Matteo Solforati è il nuovo allenatore della Lpm Bam Mondovì

Il tecnico pesarese classe 1981 raccoglie la pesante eredità di Delmati: «Arrivare al Puma è un sogno che si realizza». L'obiettivo della società è chiaro: si punta alla promozione in serie A1

Matteo Solforati

Matteo Solforati è il nuovo allenatore della Lpm Bam Mondovì. Spetterà quindi al pesarese classe 1981 (compirà 40 anni a settembre) il delicato compito di raccogliere il testimone in casa rossoblù, dopo gli indimenticabili quattro anni della gestione Delmati. Solforati è attualmente coach della Nardi Pallavolo di Volta Mantovana di B1 con la quale a breve si giocherà le finali play-off per l'accesso alla serie A2. Indipendentemente dal modo in cui si concluderà la stagione è già stato deciso comunque che il suo futuro sportivo sarà a Mondovì. Il tecnico e la società del Puma avevano infatti raggiunto l'accordo già da qualche settimana e ora la notizia è diventata ufficiale. Grandi aspettative su di lui, stato scelto dai vertici rossoblù per centrare quell'obiettivo a lungo inseguito e, finora, non ancora centrato: la promozione, il "grande salto" in serie A1.
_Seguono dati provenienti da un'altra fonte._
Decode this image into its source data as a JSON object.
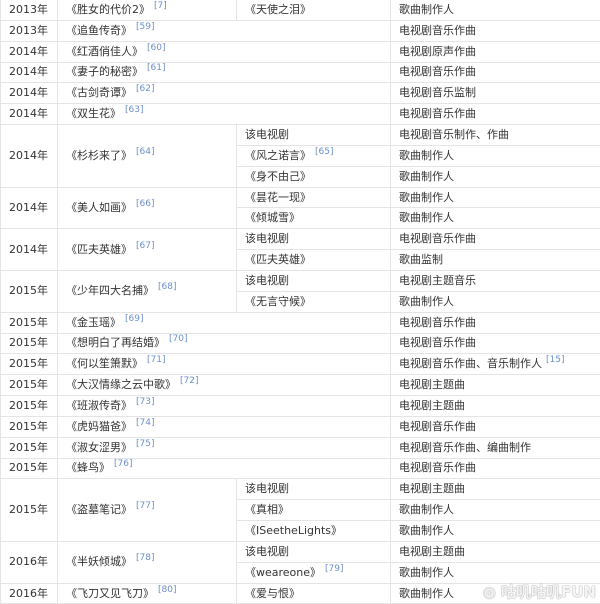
{
  "rows": [
    {
      "year": "2013年",
      "title": "《胜女的代价2》",
      "ref": "[7]",
      "songs": [
        {
          "song": "《天使之泪》",
          "role": "歌曲制作人"
        }
      ]
    },
    {
      "year": "2013年",
      "title": "《追鱼传奇》",
      "ref": "[59]",
      "role": "电视剧音乐作曲"
    },
    {
      "year": "2014年",
      "title": "《红酒俏佳人》",
      "ref": "[60]",
      "role": "电视剧原声作曲"
    },
    {
      "year": "2014年",
      "title": "《妻子的秘密》",
      "ref": "[61]",
      "role": "电视剧音乐作曲"
    },
    {
      "year": "2014年",
      "title": "《古剑奇谭》",
      "ref": "[62]",
      "role": "电视剧音乐监制"
    },
    {
      "year": "2014年",
      "title": "《双生花》",
      "ref": "[63]",
      "role": "电视剧音乐作曲"
    },
    {
      "year": "2014年",
      "title": "《杉杉来了》",
      "ref": "[64]",
      "songs": [
        {
          "song": "该电视剧",
          "role": "电视剧音乐制作、作曲"
        },
        {
          "song": "《风之诺言》",
          "ref": "[65]",
          "role": "歌曲制作人"
        },
        {
          "song": "《身不由己》",
          "role": "歌曲制作人"
        }
      ]
    },
    {
      "year": "2014年",
      "title": "《美人如画》",
      "ref": "[66]",
      "songs": [
        {
          "song": "《昙花一现》",
          "role": "歌曲制作人"
        },
        {
          "song": "《倾城雪》",
          "role": "歌曲制作人"
        }
      ]
    },
    {
      "year": "2014年",
      "title": "《匹夫英雄》",
      "ref": "[67]",
      "songs": [
        {
          "song": "该电视剧",
          "role": "电视剧音乐作曲"
        },
        {
          "song": "《匹夫英雄》",
          "role": "歌曲监制"
        }
      ]
    },
    {
      "year": "2015年",
      "title": "《少年四大名捕》",
      "ref": "[68]",
      "songs": [
        {
          "song": "该电视剧",
          "role": "电视剧主题音乐"
        },
        {
          "song": "《无言守候》",
          "role": "歌曲制作人"
        }
      ]
    },
    {
      "year": "2015年",
      "title": "《金玉瑶》",
      "ref": "[69]",
      "role": "电视剧音乐作曲"
    },
    {
      "year": "2015年",
      "title": "《想明白了再结婚》",
      "ref": "[70]",
      "role": "电视剧音乐作曲"
    },
    {
      "year": "2015年",
      "title": "《何以笙箫默》",
      "ref": "[71]",
      "role": "电视剧音乐作曲、音乐制作人",
      "role_ref": "[15]"
    },
    {
      "year": "2015年",
      "title": "《大汉情缘之云中歌》",
      "ref": "[72]",
      "role": "电视剧主题曲"
    },
    {
      "year": "2015年",
      "title": "《班淑传奇》",
      "ref": "[73]",
      "role": "电视剧主题曲"
    },
    {
      "year": "2015年",
      "title": "《虎妈猫爸》",
      "ref": "[74]",
      "role": "电视剧音乐作曲"
    },
    {
      "year": "2015年",
      "title": "《淑女涩男》",
      "ref": "[75]",
      "role": "电视剧音乐作曲、编曲制作"
    },
    {
      "year": "2015年",
      "title": "《蜂鸟》",
      "ref": "[76]",
      "role": "电视剧音乐作曲"
    },
    {
      "year": "2015年",
      "title": "《盗墓笔记》",
      "ref": "[77]",
      "songs": [
        {
          "song": "该电视剧",
          "role": "电视剧主题曲"
        },
        {
          "song": "《真相》",
          "role": "歌曲制作人"
        },
        {
          "song": "《ISeetheLights》",
          "role": "歌曲制作人"
        }
      ]
    },
    {
      "year": "2016年",
      "title": "《半妖倾城》",
      "ref": "[78]",
      "songs": [
        {
          "song": "该电视剧",
          "role": "电视剧主题曲"
        },
        {
          "song": "《weareone》",
          "ref": "[79]",
          "role": "歌曲制作人"
        }
      ]
    },
    {
      "year": "2016年",
      "title": "《飞刀又见飞刀》",
      "ref": "[80]",
      "songs": [
        {
          "song": "《爱与恨》",
          "role": "歌曲制作人"
        }
      ]
    }
  ],
  "watermark": "咕叽咕叽FUN",
  "colors": {
    "text": "#333333",
    "ref": "#6b8fc9",
    "border": "#e4e4e4"
  }
}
Solforati: «Arrivare a Mondovì è un sogno che si realizza»
Subito dopo la firma, Matteo (per tutti "Bibo") commenta: «Il mio desiderio è sempre stato quello di venire a Mondovì e, appena mi si è presentata questa opportunità, non ho potuto rifiutare. A Volta Mantovana mi sono trovato davvero molto bene e non è stato facile prendere la decisione di andare via. Però quando hai dei sogni nel cassetto e arriva la possibilità di raggiungerli, non bisogna lasciarseli scappare. Non mi piace perdere – aggiunge –. La mia ambizione è alta, cerco di fare di tutto per raggiungere il massimo risultato possibile. Il progetto è ambizioso, la società ha lavorato sempre molto bene ed è ai vertici della pallavolo di A2 da quattro stagioni. Insieme costruiremo qualcosa di importante. La tifoseria monregalese poi è davvero fortissima. L'ho conosciuta finora solo da avversario, ma mi ha sempre regalato forti emozioni. Ricordo lo scontro play-off con Orvieto: il pubblico applaudiva la squadra, nel momento della sconfitta. E’ stato un gesto davvero toccante, “da brividi”, che non capita spesso di vedere, e ricordo di aver pensato “vorrei averlo a mio favore un pubblico così”».

Chi è Matteo Solforati
Giovanissimo si affaccia sul panorama del volley nazionale. Nel 2006, a soli 25 anni, è "addetto statistiche" della Scavolini Pesaro di A1. Ricopre lo stesso ruolo per 4 anni, poi viene promosso viceallenatore. Dopo essere stato "vice" anche di Piacenza (2011-2012), inizia la sua carriera di primo allenatore. Gli esordi sono in B1 a Rimini e nel settore giovanile della Virtus Fano, ma il "salto" arriva nel 2014, quando viene scelto come coach del San Giovanni in Marignano, allora iscritto alla serie B2. La sua "mano" è subito decisiva e lo stesso anno arriva la promozione in B1. Altro risultato importante per lui nella stagione successiva: nel 2016-2017 guida Orvieto alla promozione in A2, poi resta sulla panchina delle gialloverdi per altri due anni, nella seconda serie nazionale (nel 2018 elimina proprio Mondovì ai quarti di finale play-off, al PalaManera). Il resto è storia recentissima: l'ingaggio a Volta Mantovana e l'attuale "battaglia" ai play-off promozione.